Ebo Barton Oduro, first Deputy Speaker of parliament has underscored the need for the development of all tourist sites in the country to help re-position Ghana as a distinctive tourism destination in the sub-region which can attract more Africans in the diaspora.
This he said would help boost the tourism sector and fully harness its potential to rake in foreign earnings.
The First Deputy speaker was speaking to the Ghana News Agency (GNA) when he led a delegation of the Conference of Commonwealth Parliamentary Association (CPA), African Region, on a visit to some historical sites of the Tans-Atlantic Slave Trade, in the Central Region.

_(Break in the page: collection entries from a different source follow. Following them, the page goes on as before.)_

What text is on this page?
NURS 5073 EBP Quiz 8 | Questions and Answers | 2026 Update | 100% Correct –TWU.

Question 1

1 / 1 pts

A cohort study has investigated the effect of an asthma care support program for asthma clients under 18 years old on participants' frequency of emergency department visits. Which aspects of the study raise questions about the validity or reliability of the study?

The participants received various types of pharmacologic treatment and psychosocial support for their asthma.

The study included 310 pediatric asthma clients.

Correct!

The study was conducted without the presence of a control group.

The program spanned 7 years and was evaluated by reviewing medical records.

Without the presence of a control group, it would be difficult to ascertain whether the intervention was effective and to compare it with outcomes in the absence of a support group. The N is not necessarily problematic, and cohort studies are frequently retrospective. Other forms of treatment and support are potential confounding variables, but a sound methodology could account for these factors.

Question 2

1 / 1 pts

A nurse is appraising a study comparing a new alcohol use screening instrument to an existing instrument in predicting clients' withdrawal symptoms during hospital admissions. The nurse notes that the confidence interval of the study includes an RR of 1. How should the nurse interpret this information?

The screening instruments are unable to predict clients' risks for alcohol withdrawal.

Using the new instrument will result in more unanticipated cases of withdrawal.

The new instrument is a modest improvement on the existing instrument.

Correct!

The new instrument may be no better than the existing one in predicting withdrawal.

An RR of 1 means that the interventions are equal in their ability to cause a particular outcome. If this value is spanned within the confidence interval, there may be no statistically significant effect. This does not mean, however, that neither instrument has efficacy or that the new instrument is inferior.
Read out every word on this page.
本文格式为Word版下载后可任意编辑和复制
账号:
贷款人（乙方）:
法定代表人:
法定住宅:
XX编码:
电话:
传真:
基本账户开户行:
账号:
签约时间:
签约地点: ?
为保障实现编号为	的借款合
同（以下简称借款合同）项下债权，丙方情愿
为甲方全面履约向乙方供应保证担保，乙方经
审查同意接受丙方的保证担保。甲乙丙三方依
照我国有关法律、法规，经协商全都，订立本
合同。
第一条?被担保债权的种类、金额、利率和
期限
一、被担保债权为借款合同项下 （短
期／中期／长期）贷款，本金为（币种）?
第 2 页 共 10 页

These are the Elmina Castle, the Wesley Methodist Cathedral in Cape Coast, the Central Regional Capital and Assin Manso.
The delegation included Speakers and Deputy Speakers of nine African Countries such as Kenya, South Africa, Seychelles and Uganda and Mrs Kate Addo, Public Relation Officer of Parliament.

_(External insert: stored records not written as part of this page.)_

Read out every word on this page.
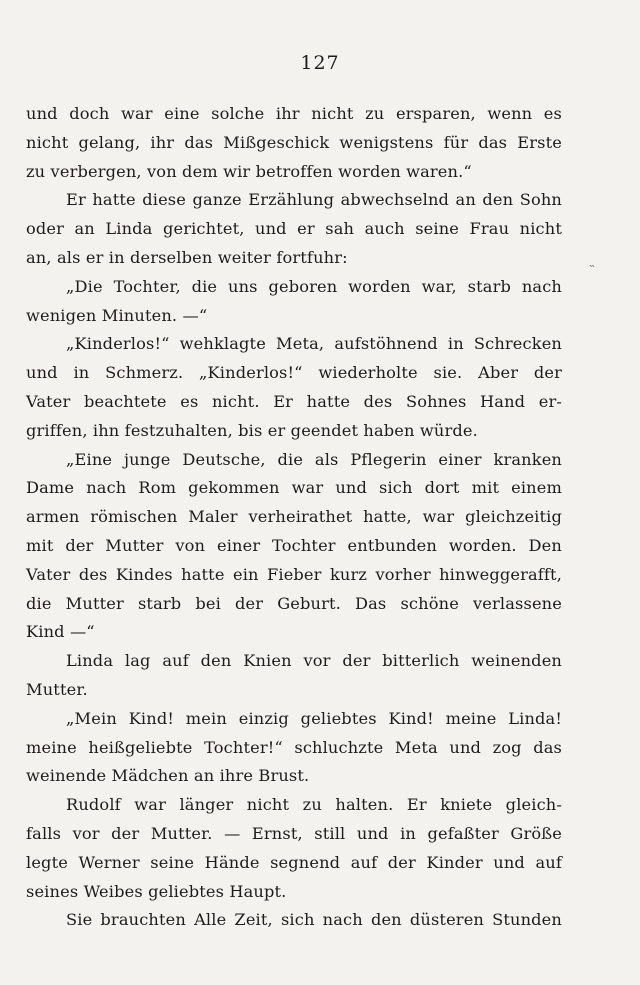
127
und doch war eine solche ihr nicht zu ersparen, wenn es
nicht gelang, ihr das Mißgeschick wenigstens für das Erste
zu verbergen, von dem wir betroffen worden waren.“
Er hatte diese ganze Erzählung abwechselnd an den Sohn
oder an Linda gerichtet, und er sah auch seine Frau nicht
an, als er in derselben weiter fortfuhr:
„Die Tochter, die uns geboren worden war, starb nach
wenigen Minuten. —“
„Kinderlos!“ wehklagte Meta, aufstöhnend in Schrecken
und in Schmerz. „Kinderlos!“ wiederholte sie. Aber der
Vater beachtete es nicht. Er hatte des Sohnes Hand er-
griffen, ihn festzuhalten, bis er geendet haben würde.
„Eine junge Deutsche, die als Pflegerin einer kranken
Dame nach Rom gekommen war und sich dort mit einem
armen römischen Maler verheirathet hatte, war gleichzeitig
mit der Mutter von einer Tochter entbunden worden. Den
Vater des Kindes hatte ein Fieber kurz vorher hinweggerafft,
die Mutter starb bei der Geburt. Das schöne verlassene
Kind —“
Linda lag auf den Knien vor der bitterlich weinenden
Mutter.
„Mein Kind! mein einzig geliebtes Kind! meine Linda!
meine heißgeliebte Tochter!“ schluchzte Meta und zog das
weinende Mädchen an ihre Brust.
Rudolf war länger nicht zu halten. Er kniete gleich-
falls vor der Mutter. — Ernst, still und in gefaßter Größe
legte Werner seine Hände segnend auf der Kinder und auf
seines Weibes geliebtes Haupt.
Sie brauchten Alle Zeit, sich nach den düsteren Stunden
˵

Ebo Barton Oduro said the diverse and rich cultural of the archaeological sites, makes it a huge economic asset that should be developed to promote Ghana’s tourism drive and earnings.

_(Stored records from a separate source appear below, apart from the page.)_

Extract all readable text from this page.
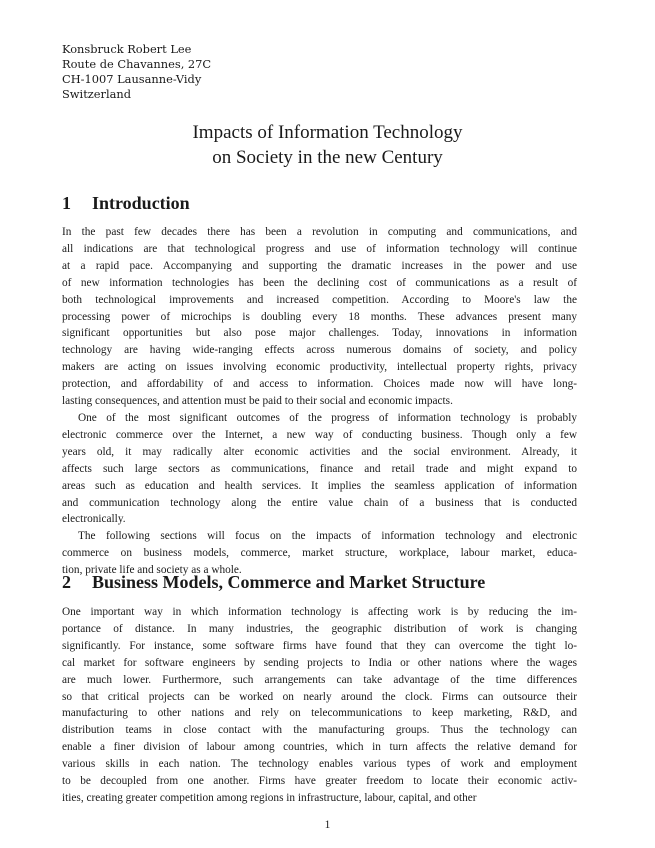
Konsbruck Robert Lee
Route de Chavannes, 27C
CH-1007 Lausanne-Vidy
Switzerland
Impacts of Information Technology
on Society in the new Century
1 Introduction
In the past few decades there has been a revolution in computing and communications, and
all indications are that technological progress and use of information technology will continue
at a rapid pace. Accompanying and supporting the dramatic increases in the power and use
of new information technologies has been the declining cost of communications as a result of
both technological improvements and increased competition. According to Moore's law the
processing power of microchips is doubling every 18 months. These advances present many
significant opportunities but also pose major challenges. Today, innovations in information
technology are having wide-ranging effects across numerous domains of society, and policy
makers are acting on issues involving economic productivity, intellectual property rights, privacy
protection, and affordability of and access to information. Choices made now will have long-
lasting consequences, and attention must be paid to their social and economic impacts.
One of the most significant outcomes of the progress of information technology is probably
electronic commerce over the Internet, a new way of conducting business. Though only a few
years old, it may radically alter economic activities and the social environment. Already, it
affects such large sectors as communications, finance and retail trade and might expand to
areas such as education and health services. It implies the seamless application of information
and communication technology along the entire value chain of a business that is conducted
electronically.
The following sections will focus on the impacts of information technology and electronic
commerce on business models, commerce, market structure, workplace, labour market, educa-
tion, private life and society as a whole.
2 Business Models, Commerce and Market Structure
One important way in which information technology is affecting work is by reducing the im-
portance of distance. In many industries, the geographic distribution of work is changing
significantly. For instance, some software firms have found that they can overcome the tight lo-
cal market for software engineers by sending projects to India or other nations where the wages
are much lower. Furthermore, such arrangements can take advantage of the time differences
so that critical projects can be worked on nearly around the clock. Firms can outsource their
manufacturing to other nations and rely on telecommunications to keep marketing, R&D, and
distribution teams in close contact with the manufacturing groups. Thus the technology can
enable a finer division of labour among countries, which in turn affects the relative demand for
various skills in each nation. The technology enables various types of work and employment
to be decoupled from one another. Firms have greater freedom to locate their economic activ-
ities, creating greater competition among regions in infrastructure, labour, capital, and other
1
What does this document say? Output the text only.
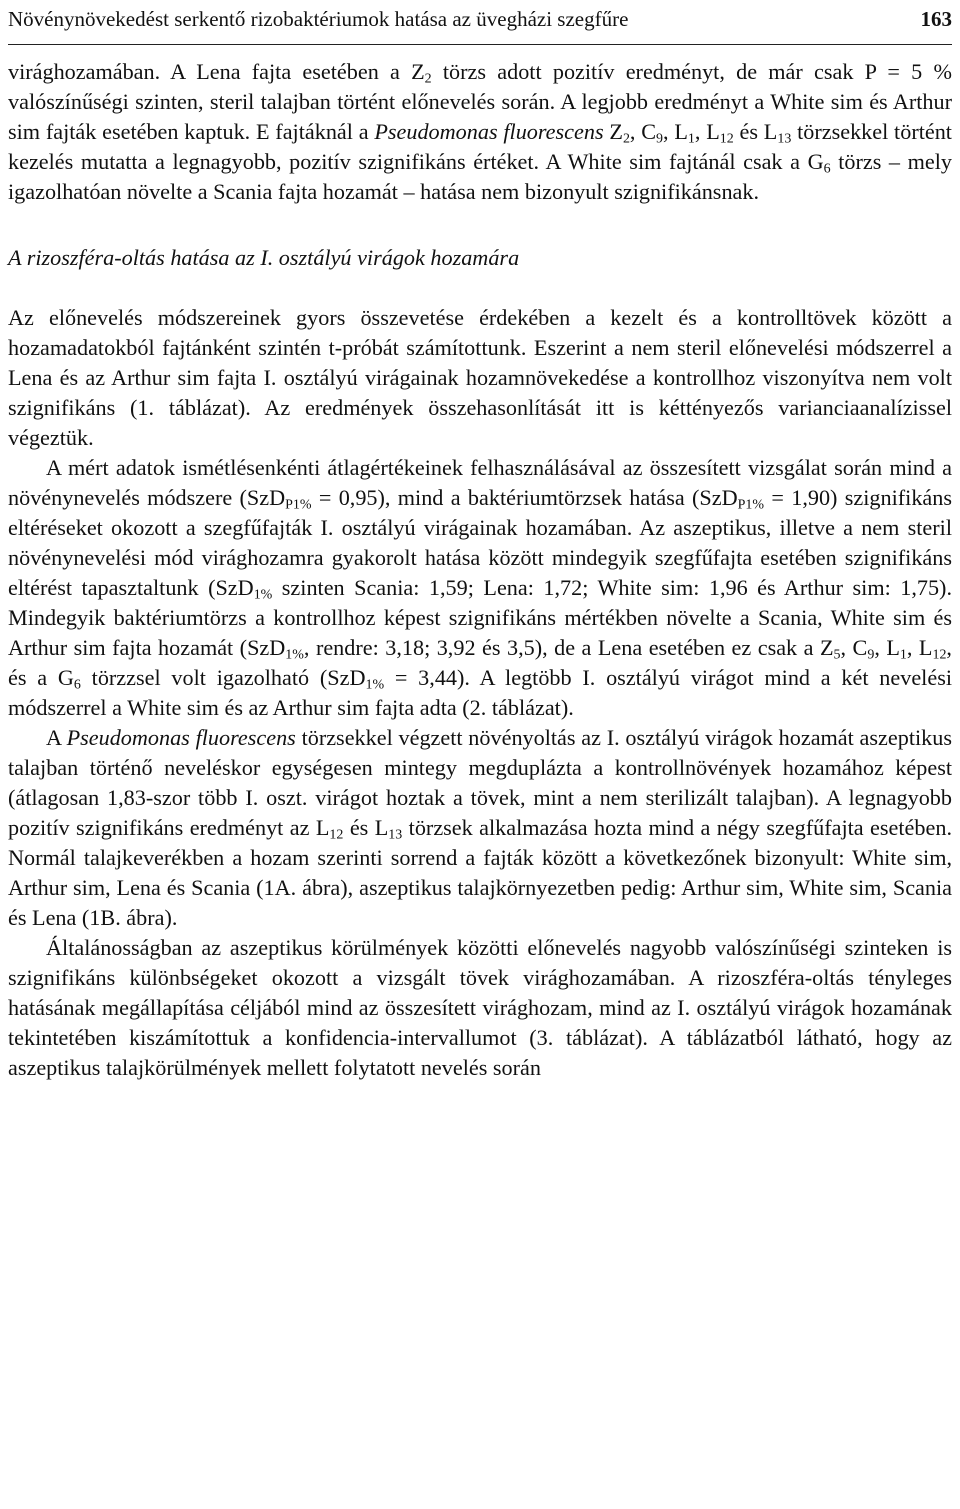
Növénynövekedést serkentő rizobaktériumok hatása az üvegházi szegfűre	163

virághozamában. A Lena fajta esetében a $Z_2$ törzs adott pozitív eredményt, de már csak P = 5 % valószínűségi szinten, steril talajban történt előnevelés során. A legjobb eredményt a White sim és Arthur sim fajták esetében kaptuk. E fajtáknál a Pseudomonas fluorescens $Z_2$, $C_9$, $L_1$, $L_{12}$ és $L_{13}$ törzsekkel történt kezelés mutatta a legnagyobb, pozitív szignifikáns értéket. A White sim fajtánál csak a $G_6$ törzs – mely igazolhatóan növelte a Scania fajta hozamát – hatása nem bizonyult szignifikánsnak.

A rizoszféra-oltás hatása az I. osztályú virágok hozamára

Az előnevelés módszereinek gyors összevetése érdekében a kezelt és a kontrolltövek között a hozamadatokból fajtánként szintén t-próbát számítottunk. Eszerint a nem steril előnevelési módszerrel a Lena és az Arthur sim fajta I. osztályú virágainak hozamnövekedése a kontrollhoz viszonyítva nem volt szignifikáns (1. táblázat). Az eredmények összehasonlítását itt is kéttényezős varianciaanalízissel végeztük.

A mért adatok ismétlésenkénti átlagértékeinek felhasználásával az összesített vizsgálat során mind a növénynevelés módszere (SzD$_{P1\%}$ = 0,95), mind a baktériumtörzsek hatása (SzD$_{P1\%}$ = 1,90) szignifikáns eltéréseket okozott a szegfűfajták I. osztályú virágainak hozamában. Az aszeptikus, illetve a nem steril növénynevelési mód virághozamra gyakorolt hatása között mindegyik szegfűfajta esetében szignifikáns eltérést tapasztaltunk (SzD$_{1\%}$ szinten Scania: 1,59; Lena: 1,72; White sim: 1,96 és Arthur sim: 1,75). Mindegyik baktériumtörzs a kontrollhoz képest szignifikáns mértékben növelte a Scania, White sim és Arthur sim fajta hozamát (SzD$_{1\%}$, rendre: 3,18; 3,92 és 3,5), de a Lena esetében ez csak a $Z_5$, $C_9$, $L_1$, $L_{12}$, és a $G_6$ törzzsel volt igazolható (SzD$_{1\%}$ = 3,44). A legtöbb I. osztályú virágot mind a két nevelési módszerrel a White sim és az Arthur sim fajta adta (2. táblázat).

A Pseudomonas fluorescens törzsekkel végzett növényoltás az I. osztályú virágok hozamát aszeptikus talajban történő neveléskor egységesen mintegy megduplázta a kontrollnövények hozamához képest (átlagosan 1,83-szor több I. oszt. virágot hoztak a tövek, mint a nem sterilizált talajban). A legnagyobb pozitív szignifikáns eredményt az $L_{12}$ és $L_{13}$ törzsek alkalmazása hozta mind a négy szegfűfajta esetében. Normál talajkeverékben a hozam szerinti sorrend a fajták között a következőnek bizonyult: White sim, Arthur sim, Lena és Scania (1A. ábra), aszeptikus talajkörnyezetben pedig: Arthur sim, White sim, Scania és Lena (1B. ábra).

Általánosságban az aszeptikus körülmények közötti előnevelés nagyobb valószínűségi szinteken is szignifikáns különbségeket okozott a vizsgált tövek virághozamában. A rizoszféra-oltás tényleges hatásának megállapítása céljából mind az összesített virághozam, mind az I. osztályú virágok hozamának tekintetében kiszámítottuk a konfidencia-intervallumot (3. táblázat). A táblázatból látható, hogy az aszeptikus talajkörülmények mellett folytatott nevelés során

“The slave site at Assin Manso was a very important tourist destination which held the remains (tombs) of our siblings who died during the trans-Atlantic chattel trade” and said the Pra River was the only stream down Kumasi where slaves bathed before being transported to the Cape and Elmina castles.
At Assin Manso, where the delegation was hosted to a grand and durbar of chiefs and people, members of the Association took turns to pay glowing tributes to African freedom fighters who put their lives on the line in their struggle to protect the sovereignty and independence of the African Continent.
“The example of selfless sacrifice and patriotism exhibited by the fallen heroes would forever inspire posterity to do all it takes to do the same,” they added.
The Omanhene of Assin Apimanim Traditional Area, Barima Kwame Nkyi XII in an address, underscored the need to mobilize funds to upgrade the tourist sites to fully harness its potential for economic viability.
“The strategic location of the site was an added advantage to attract more tourists and this called for the dire need of modern a museum the distortions in history”, he said.